Another fragment of his early education Goethe describes in words that must be quoted in order to do justice to the strength of the impression made on the little boy’s mind—
          “In the house, my gaze was chiefly attracted by a row of Roman views with which my father had decorated an ante-room. Here I daily saw the Piazza del Popolo, the Colosseum, the Piazza of St Peter’s, St Peter’s, exterior and interior, the Castle of St Angelo, and much else. These pictures made a deep impression on me, and my father, otherwise a very laconic man, was often pleased to volunteer descriptions of the subjects. His love for the Italian language, and for everything concerning that land, was very outspoken. He often showed us a little collection of marbles and natural objects which he had brought away with him, and he spent a great part of his time in writing up a diary of his travels.”
          Here we get a hint as to what may be done for a child by the pictures we surround him with. This row of engravings and his father’s talk about them gave Goethe practically a second fatherland. The
speech of Italy, the sun of Italy, the past of Italy, became a home for his thoughts; and we know how profoundly his late long sojourn in Italy affected his style as a poet—for good or ill.
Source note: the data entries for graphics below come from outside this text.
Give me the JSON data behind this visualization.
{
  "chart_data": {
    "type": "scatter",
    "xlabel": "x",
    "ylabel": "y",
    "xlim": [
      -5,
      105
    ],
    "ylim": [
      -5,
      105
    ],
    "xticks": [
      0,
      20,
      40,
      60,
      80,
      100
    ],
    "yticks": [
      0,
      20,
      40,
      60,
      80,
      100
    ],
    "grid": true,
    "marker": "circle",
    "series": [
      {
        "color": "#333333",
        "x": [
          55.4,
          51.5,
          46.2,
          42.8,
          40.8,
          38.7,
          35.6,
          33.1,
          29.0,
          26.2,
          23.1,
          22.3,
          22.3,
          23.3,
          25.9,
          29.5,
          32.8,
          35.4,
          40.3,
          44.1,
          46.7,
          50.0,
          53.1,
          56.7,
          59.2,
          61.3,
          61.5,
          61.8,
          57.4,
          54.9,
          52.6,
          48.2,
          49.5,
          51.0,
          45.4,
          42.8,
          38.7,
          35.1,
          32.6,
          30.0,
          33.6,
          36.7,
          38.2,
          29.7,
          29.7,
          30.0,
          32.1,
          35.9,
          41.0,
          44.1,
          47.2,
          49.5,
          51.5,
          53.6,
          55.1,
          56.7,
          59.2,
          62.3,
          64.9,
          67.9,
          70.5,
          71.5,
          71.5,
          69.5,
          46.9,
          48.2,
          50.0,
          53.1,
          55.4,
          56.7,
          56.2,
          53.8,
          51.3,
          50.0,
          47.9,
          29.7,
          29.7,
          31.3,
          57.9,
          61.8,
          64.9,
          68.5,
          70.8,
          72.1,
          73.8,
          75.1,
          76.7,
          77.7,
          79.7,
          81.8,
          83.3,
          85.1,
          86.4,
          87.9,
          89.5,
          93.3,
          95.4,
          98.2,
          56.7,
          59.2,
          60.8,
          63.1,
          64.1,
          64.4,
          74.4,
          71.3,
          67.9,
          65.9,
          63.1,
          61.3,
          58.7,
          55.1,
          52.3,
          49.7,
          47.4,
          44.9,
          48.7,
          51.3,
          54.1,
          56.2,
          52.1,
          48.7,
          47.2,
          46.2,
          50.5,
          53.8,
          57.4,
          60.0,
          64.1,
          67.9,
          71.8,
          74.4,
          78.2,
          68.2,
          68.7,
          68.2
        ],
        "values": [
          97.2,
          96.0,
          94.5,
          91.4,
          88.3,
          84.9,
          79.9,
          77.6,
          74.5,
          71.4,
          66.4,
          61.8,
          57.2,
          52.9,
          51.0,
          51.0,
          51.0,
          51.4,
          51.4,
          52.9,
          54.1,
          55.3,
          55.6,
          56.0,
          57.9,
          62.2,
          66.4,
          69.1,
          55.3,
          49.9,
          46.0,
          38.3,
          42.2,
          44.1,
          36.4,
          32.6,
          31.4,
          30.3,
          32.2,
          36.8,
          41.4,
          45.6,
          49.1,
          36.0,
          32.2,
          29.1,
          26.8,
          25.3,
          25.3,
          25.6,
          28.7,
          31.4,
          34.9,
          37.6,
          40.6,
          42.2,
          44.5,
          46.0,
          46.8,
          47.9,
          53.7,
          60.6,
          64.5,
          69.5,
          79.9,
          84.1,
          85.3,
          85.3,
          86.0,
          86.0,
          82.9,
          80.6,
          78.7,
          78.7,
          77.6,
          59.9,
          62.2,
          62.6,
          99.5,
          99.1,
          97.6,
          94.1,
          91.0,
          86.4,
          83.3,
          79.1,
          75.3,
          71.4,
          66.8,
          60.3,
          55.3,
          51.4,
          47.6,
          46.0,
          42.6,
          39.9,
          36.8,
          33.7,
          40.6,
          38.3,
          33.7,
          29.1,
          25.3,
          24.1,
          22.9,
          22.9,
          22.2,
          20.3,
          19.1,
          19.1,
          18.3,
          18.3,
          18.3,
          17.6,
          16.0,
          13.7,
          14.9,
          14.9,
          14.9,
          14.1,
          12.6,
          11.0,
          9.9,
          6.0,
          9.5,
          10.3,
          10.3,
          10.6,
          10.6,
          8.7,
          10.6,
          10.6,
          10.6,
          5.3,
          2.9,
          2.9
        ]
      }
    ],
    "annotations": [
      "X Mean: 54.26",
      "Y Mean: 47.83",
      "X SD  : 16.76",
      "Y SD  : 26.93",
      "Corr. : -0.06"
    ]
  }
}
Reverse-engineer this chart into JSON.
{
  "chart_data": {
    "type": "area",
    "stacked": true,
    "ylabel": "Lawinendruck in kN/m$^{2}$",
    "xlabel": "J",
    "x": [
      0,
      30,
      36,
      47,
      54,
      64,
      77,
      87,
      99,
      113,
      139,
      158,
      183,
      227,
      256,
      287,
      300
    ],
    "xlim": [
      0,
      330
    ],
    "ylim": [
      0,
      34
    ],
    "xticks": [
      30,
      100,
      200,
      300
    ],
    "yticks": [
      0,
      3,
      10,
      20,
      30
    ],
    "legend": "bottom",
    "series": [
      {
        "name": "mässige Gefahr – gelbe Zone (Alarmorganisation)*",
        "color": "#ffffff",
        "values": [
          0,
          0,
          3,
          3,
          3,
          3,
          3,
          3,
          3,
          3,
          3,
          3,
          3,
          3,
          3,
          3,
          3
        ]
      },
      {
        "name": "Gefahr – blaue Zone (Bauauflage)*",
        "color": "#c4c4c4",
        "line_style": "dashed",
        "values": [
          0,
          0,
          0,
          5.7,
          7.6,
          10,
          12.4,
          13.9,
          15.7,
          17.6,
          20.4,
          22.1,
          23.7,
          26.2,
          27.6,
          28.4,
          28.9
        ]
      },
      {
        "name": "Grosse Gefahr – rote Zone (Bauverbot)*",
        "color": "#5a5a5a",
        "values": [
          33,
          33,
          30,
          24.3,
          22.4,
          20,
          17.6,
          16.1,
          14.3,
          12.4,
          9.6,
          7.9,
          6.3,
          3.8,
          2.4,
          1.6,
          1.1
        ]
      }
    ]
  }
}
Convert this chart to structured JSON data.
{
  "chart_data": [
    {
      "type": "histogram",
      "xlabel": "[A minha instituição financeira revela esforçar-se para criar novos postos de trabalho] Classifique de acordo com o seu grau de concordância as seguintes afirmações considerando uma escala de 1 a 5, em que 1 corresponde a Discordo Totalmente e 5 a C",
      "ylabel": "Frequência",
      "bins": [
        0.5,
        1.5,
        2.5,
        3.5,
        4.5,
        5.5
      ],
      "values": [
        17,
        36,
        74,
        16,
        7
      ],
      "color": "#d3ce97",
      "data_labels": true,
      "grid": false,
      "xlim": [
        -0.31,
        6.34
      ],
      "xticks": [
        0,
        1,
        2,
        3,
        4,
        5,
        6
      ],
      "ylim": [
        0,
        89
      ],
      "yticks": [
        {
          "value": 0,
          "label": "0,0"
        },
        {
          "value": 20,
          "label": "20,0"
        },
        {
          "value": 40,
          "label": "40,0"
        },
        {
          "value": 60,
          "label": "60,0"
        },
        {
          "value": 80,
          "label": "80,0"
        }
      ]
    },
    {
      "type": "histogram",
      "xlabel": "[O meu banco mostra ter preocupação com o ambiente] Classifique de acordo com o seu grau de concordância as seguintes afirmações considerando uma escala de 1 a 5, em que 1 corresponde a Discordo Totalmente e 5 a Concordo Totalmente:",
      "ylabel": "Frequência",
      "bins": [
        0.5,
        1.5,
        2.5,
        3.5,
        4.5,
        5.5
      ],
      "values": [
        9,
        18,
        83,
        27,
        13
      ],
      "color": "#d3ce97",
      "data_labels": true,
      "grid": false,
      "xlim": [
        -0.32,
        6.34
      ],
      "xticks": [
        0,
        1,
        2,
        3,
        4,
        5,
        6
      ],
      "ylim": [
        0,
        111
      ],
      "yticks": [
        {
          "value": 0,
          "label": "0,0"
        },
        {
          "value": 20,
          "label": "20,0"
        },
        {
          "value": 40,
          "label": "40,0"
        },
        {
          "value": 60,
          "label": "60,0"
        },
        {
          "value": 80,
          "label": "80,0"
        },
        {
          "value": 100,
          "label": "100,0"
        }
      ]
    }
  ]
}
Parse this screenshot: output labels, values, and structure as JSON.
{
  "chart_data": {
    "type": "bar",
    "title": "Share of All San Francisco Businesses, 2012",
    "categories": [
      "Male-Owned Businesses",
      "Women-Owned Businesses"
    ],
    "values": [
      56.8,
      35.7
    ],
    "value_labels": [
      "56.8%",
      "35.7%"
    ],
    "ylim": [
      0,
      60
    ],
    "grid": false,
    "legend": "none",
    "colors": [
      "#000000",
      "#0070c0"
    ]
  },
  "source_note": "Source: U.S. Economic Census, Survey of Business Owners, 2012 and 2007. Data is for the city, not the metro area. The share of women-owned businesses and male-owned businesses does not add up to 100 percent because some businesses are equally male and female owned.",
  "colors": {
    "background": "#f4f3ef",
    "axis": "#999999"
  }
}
          Our first idea is that all we can do for children is to give them a correct feeling for art; to surround them, for example, with the open spaces and simple, monumental figures we get in Millet’s pictures: we cannot do better, but we can do more. Some, at any rate, of our pictures should be like the little windows, showing a landscape beyond, which the Umbrian Masters loved to introduce. That is just what the children want, an outlook. Every reminiscence of travel in the way of post-card or photograph will almost certainly bring about some preoccupation of a child’s mind with the country his parents have seen and known; and will, as certainly, end in the child’s seeking these same places when he becomes a man, not so much because his parents have been there, as because his own childish imagination has been there, and because, there, he has furnished a home for his thoughts.